Ирина Чайковская: Валентина… как поют твои соловьи. Окончание

Loading

Началом своего поэтического пути Валя обязана Якову Моисеевичу Цвибаку, талантливому журналисту, в молодости — секретарю Ивана Бунина, издававшему в Нью-Йорке популярную ежедневную газету «Новое русское слово». Он первый увидел в Валентине Синкевич поэта, начал печатать, привлек к своей газете.

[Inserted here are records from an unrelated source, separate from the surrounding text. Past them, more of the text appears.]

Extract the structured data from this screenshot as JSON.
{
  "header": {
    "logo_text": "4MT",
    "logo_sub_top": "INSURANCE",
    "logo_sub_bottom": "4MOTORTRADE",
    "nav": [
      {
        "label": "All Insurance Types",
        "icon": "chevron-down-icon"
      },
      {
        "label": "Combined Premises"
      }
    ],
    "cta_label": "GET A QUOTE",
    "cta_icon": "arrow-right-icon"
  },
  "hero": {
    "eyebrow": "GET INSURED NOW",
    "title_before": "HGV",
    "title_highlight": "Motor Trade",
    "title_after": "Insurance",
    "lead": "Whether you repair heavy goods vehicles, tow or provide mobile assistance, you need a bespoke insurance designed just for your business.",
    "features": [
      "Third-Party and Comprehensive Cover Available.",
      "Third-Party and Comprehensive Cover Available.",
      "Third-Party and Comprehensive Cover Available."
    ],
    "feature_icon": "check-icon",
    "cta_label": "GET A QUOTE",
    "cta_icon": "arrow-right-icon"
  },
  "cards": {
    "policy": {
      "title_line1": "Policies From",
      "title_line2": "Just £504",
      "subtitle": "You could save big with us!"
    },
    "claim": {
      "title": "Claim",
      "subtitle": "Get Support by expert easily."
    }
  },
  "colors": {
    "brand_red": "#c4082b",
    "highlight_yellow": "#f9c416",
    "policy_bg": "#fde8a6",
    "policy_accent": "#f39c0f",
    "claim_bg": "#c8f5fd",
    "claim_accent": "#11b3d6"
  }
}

Валентина… как поют твои соловьи

О поэтессе Валентине Синкевич — к 90 летию

Ирина Чайковская

Окончание. Начало
Валентина Синкевич

Наиболее близкими к Вале поэтами Второй эмиграции были Иван Елагин и Ольга Анстей. Сейчас Валя чудом отыскала их дочь, Лилю (Елену), уже не очень молодую женщину, всю жизнь проработавшую медсестрой, но по-прежнему помнящую наизусть все стихи отца. Валя загорелась мыслью опубликовать собственные Лилины стихи в альманахе Раисы Резник «Связь времен» и взять у нее интервью об ее семье, о матери, с которой Лиля жила в Нью-Йорке после развода родителей. Ольга Анстей ушла от Елагина из-за любви к другому. Этот другой был белый офицер, «первоэмигрант», князь Николай Кудашев. Был он женат, и союза у них с Ольгой не получилось. Но эта роковая, разбившая жизнь Ольги любовь родила цикл прекрасных, полных драматизма стихов. О романе Анстей и Кудашева знали немногие, среди этих немногих Валя. Ей верили, доверяли свои тайны, находили у нее сочувствие.

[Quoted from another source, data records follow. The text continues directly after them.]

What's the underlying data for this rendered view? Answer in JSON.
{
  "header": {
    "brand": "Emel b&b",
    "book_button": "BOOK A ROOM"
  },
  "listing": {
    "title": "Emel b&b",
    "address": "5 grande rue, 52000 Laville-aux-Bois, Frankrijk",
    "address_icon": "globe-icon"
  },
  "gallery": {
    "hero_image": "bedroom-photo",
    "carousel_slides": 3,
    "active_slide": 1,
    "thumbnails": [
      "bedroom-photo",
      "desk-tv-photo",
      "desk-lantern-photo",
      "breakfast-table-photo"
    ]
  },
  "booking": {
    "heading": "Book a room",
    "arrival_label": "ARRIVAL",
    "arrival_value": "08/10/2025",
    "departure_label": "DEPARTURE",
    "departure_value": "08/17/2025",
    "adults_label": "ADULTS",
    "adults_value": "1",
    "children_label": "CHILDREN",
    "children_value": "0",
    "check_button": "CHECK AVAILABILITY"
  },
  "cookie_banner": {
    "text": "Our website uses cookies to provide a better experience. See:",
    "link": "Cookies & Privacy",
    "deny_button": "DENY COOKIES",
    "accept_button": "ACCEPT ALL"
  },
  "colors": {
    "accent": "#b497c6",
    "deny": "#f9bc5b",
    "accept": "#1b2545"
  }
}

Наум Моисеевич Коржавин в разговорах со мной в разные годы называл Валю одинаково: «Хорошая женщина». Она и была всю жизнь хорошей, зорко видела чужие недостатки, но при этом ценила и выделяла достоинства, относилась к друзьям с любовью и пониманием. Про Елагина Валя неизменно говорит доброжелательно, любовно зовет его Ваня, а ведь было время, когда он два года с ней не разговаривал — обиделся. Обиделся как поэт, Валя опубликовала во «Встречах» его стихотворение с небольшим искажением. У Елагина было:

На всех перекрестках мира
Гуляет их солдатня,
На всех перекрестках мира
Они убивают меня.

Валя, получив стихи и не очень разобрав елагинский почерк, напечатала на своей старой машинке, а потом поместила во «Встречах» вместо «убивают» «распинают». Поэт возмутился. Он был недоволен его отождествлением с Христом. В наших с Валей разговорах я пыталась доказать, что «распинают» лучше, значительнее, чем «убивают», что сопоставление с Христом не вредит стихам, чему есть примеры, но Валя Елагина оправдывала. Она считала, что его непримиримость объяснялась влиянием очень религиозной Ольги Анстей. Та такого «кощунства» не могла допустить.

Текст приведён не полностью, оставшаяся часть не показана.